Anyone who has to deal with some type of loss has certain things that trigger painful reminders of that loss. Anniversaries can be triggering for a widow or widower who has lost their spouse. For me these last eight months there have been many emotional triggers of my infertility. From finding out friends or their wives are pregnant to conversations about other people’s children to seeing pictures of other families with young children they have all been reminders of what isn’t.
I’ve gotten better about letting these triggers bring me down for too long. However, they still impact my day to day life. Back in May after a vacation that helped me clear my mind of IF grief I learned that these triggers have a powerful impact on my state of mind. Within a 24 hour period I found out that someone I grew up withs wife was pregnant and that someone I used to work with was pregnant. These triggers reminded me that both of these couples would experience things that my wife and I won’t. They will experience a pregnancy and birth of their child together. They will experience parenthood something I am now doubting my wife and I will ever experience. It makes me sad and guilty that its my body that is the reason why we won’t experience that.
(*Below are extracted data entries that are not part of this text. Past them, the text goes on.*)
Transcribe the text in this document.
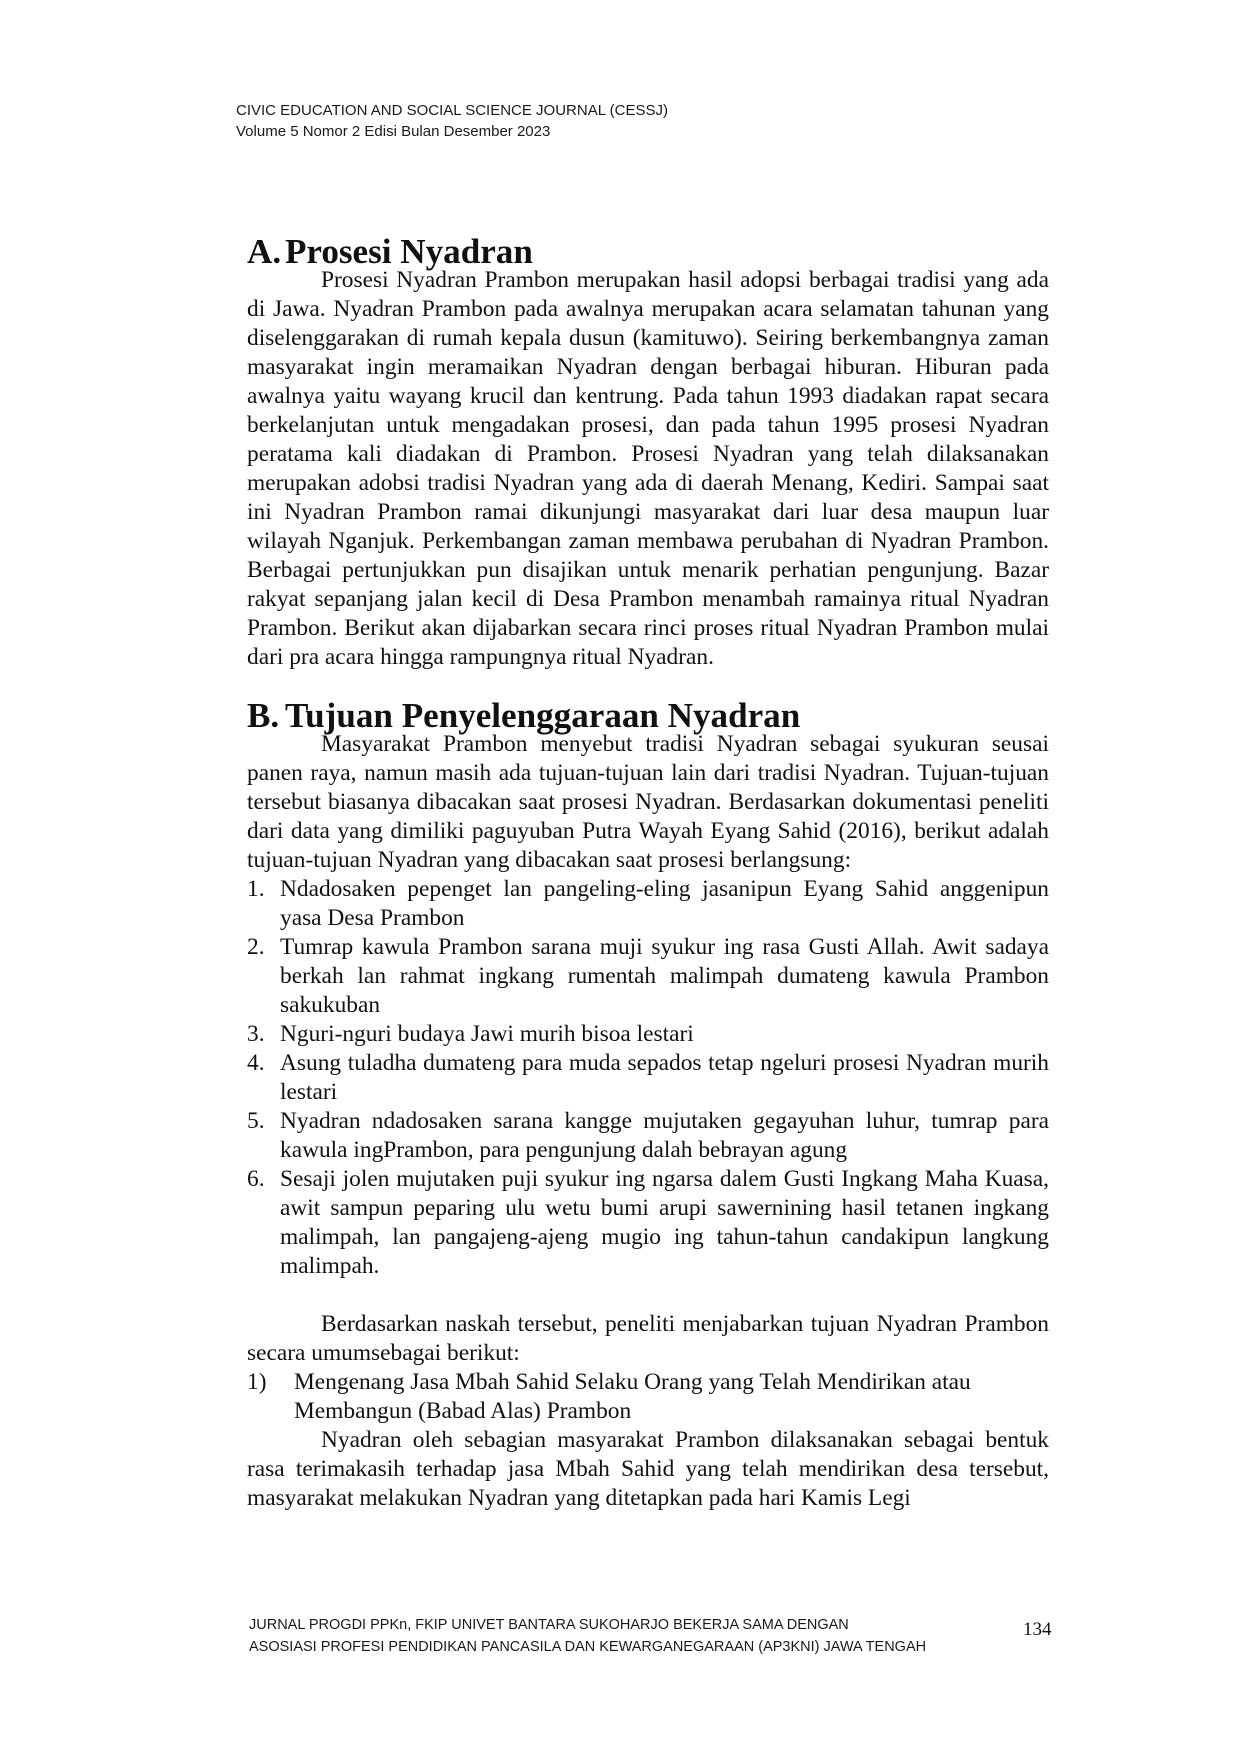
CIVIC EDUCATION AND SOCIAL SCIENCE JOURNAL (CESSJ)
Volume 5 Nomor 2 Edisi Bulan Desember 2023
A. Prosesi Nyadran

Prosesi Nyadran Prambon merupakan hasil adopsi berbagai tradisi yang ada di Jawa. Nyadran Prambon pada awalnya merupakan acara selamatan tahunan yang diselenggarakan di rumah kepala dusun (kamituwo). Seiring berkembangnya zaman masyarakat ingin meramaikan Nyadran dengan berbagai hiburan. Hiburan pada awalnya yaitu wayang krucil dan kentrung. Pada tahun 1993 diadakan rapat secara berkelanjutan untuk mengadakan prosesi, dan pada tahun 1995 prosesi Nyadran peratama kali diadakan di Prambon. Prosesi Nyadran yang telah dilaksanakan merupakan adobsi tradisi Nyadran yang ada di daerah Menang, Kediri. Sampai saat ini Nyadran Prambon ramai dikunjungi masyarakat dari luar desa maupun luar wilayah Nganjuk. Perkembangan zaman membawa perubahan di Nyadran Prambon. Berbagai pertunjukkan pun disajikan untuk menarik perhatian pengunjung. Bazar rakyat sepanjang jalan kecil di Desa Prambon menambah ramainya ritual Nyadran Prambon. Berikut akan dijabarkan secara rinci proses ritual Nyadran Prambon mulai dari pra acara hingga rampungnya ritual Nyadran.

B. Tujuan Penyelenggaraan Nyadran

Masyarakat Prambon menyebut tradisi Nyadran sebagai syukuran seusai panen raya, namun masih ada tujuan-tujuan lain dari tradisi Nyadran. Tujuan-tujuan tersebut biasanya dibacakan saat prosesi Nyadran. Berdasarkan dokumentasi peneliti dari data yang dimiliki paguyuban Putra Wayah Eyang Sahid (2016), berikut adalah tujuan-tujuan Nyadran yang dibacakan saat prosesi berlangsung:

1. Ndadosaken pepenget lan pangeling-eling jasanipun Eyang Sahid anggenipun yasa Desa Prambon
2. Tumrap kawula Prambon sarana muji syukur ing rasa Gusti Allah. Awit sadaya berkah lan rahmat ingkang rumentah malimpah dumateng kawula Prambon sakukuban
3. Nguri-nguri budaya Jawi murih bisoa lestari
4. Asung tuladha dumateng para muda sepados tetap ngeluri prosesi Nyadran murih lestari
5. Nyadran ndadosaken sarana kangge mujutaken gegayuhan luhur, tumrap para kawula ingPrambon, para pengunjung dalah bebrayan agung
6. Sesaji jolen mujutaken puji syukur ing ngarsa dalem Gusti Ingkang Maha Kuasa, awit sampun peparing ulu wetu bumi arupi sawernining hasil tetanen ingkang malimpah, lan pangajeng-ajeng mugio ing tahun-tahun candakipun langkung malimpah.

Berdasarkan naskah tersebut, peneliti menjabarkan tujuan Nyadran Prambon secara umumsebagai berikut:

1) Mengenang Jasa Mbah Sahid Selaku Orang yang Telah Mendirikan atau Membangun (Babad Alas) Prambon

Nyadran oleh sebagian masyarakat Prambon dilaksanakan sebagai bentuk rasa terimakasih terhadap jasa Mbah Sahid yang telah mendirikan desa tersebut, masyarakat melakukan Nyadran yang ditetapkan pada hari Kamis Legi

JURNAL PROGDI PPKn, FKIP UNIVET BANTARA SUKOHARJO BEKERJA SAMA DENGAN
ASOSIASI PROFESI PENDIDIKAN PANCASILA DAN KEWARGANEGARAAN (AP3KNI) JAWA TENGAH
134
My most recent triggers in the last week include my wife telling me she had given the ovulation kit she bought when we were trying to get her pregnancy to someone and found out that they had gotten pregnant. That was another reminder that couple was able to do what we aren’t. It’s because of my body that’s the case. Just last night at a family gathering hearing relatives talk about their children and the holidays triggered thoughts they have experiences that we won’t. To be honest right now I want to avoid holiday gatherings with young children. All of my relatives are aware of our situation and I’m sure they understand. But it doesn’t make it easier or change the situation.
I’m continuing to work on coping with these emotional triggers be it with exercise, keeping myself busy or just telling myself things in life happen for a reason and things will get better. These triggers will be with me the rest of my life. But I can’t let them control me and bring me down. I can’t let them take away things that do exist for me even though they remind me of what isn’t.